Bubble talk is all hot air
Local Real Estate Market Is Heating Back Up
By Amanda Finch Broadfoot
Since the highly publicized 2005 hurricane season, the news media have been full of reports of the “bubble bursting” in the real-estate market. Don’t believe everything you read, say local experts, because it may not tell the whole story.
Certainly, bad weather has had an effect on the market. The University of West Florida’s Haas Center released a report in April of 2006 with the following statistics:
• Home resales were down in all five counties in Northwest Florida in the fourth quarter of 2005 over the year before.
• Walton County experienced the largest drop in the region at over 60 percent.
However, new home sales generally were up across the region, according to the report:
• Okaloosa County saw an increase of more than 57 percent in new-home sales.
• Walton County had an increase of more than 10 percent in the same period.
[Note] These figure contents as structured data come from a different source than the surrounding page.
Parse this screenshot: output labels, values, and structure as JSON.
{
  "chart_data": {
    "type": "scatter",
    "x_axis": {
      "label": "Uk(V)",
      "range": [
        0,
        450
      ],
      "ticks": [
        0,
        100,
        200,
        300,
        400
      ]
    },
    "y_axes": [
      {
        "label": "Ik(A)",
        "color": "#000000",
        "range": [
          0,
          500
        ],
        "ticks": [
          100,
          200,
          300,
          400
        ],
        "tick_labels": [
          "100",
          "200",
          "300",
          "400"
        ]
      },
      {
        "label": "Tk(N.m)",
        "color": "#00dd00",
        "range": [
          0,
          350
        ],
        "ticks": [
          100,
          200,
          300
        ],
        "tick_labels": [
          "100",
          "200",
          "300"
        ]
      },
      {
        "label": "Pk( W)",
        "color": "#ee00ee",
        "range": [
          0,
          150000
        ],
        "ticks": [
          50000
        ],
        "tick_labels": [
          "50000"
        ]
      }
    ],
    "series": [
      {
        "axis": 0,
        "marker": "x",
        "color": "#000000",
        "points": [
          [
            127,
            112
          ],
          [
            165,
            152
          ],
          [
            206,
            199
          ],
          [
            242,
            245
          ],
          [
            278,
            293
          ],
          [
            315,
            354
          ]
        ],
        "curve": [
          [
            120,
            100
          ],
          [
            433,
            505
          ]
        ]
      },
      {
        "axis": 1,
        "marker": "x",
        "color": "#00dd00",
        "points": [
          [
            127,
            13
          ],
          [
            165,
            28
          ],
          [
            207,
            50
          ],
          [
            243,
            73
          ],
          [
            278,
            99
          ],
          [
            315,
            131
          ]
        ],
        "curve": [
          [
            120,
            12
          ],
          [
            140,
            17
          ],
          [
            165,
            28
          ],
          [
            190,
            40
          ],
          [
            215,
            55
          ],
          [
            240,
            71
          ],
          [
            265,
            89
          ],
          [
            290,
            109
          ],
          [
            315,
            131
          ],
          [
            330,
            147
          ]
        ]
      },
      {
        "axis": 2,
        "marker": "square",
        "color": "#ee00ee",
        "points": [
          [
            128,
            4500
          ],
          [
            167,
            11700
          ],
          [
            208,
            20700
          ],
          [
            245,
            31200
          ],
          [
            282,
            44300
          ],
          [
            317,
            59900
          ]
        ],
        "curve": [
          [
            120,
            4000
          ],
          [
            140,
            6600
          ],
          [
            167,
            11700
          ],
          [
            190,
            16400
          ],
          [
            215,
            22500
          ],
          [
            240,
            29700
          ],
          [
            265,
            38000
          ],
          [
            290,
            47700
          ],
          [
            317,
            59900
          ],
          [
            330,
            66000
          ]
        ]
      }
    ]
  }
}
“We saw an anomaly, from October 2003 to about October 2004 – right up until Ivan hit,” said Richard Eimers of the real-estate firm The Eimers Group. “We had unbelievable growth.”
However, Eimers added, that growth was caused in large part by the “discovery” of the Emerald Coast market.
“It was an undervalued market,” he said. “It was artificially low.”
Many home buyers experienced 40-percent to 60-percent appreciation in their homes at that time, Eimers said. However, soon “we’ll be back on a more reliable appreciation,” he predicted. “It’s going to fall back down to 12 percent, rather than 40 percent.” Nevertheless, that’s still a very good investment, he pointed out.
Based on the Haas Center’s late-April economic projections, we can expect the market to heat up along with the temperatures throughout 2006, with an expected seasonal slowdown in the winter months.
“There’s a lot of substance in this market,” said Eimers.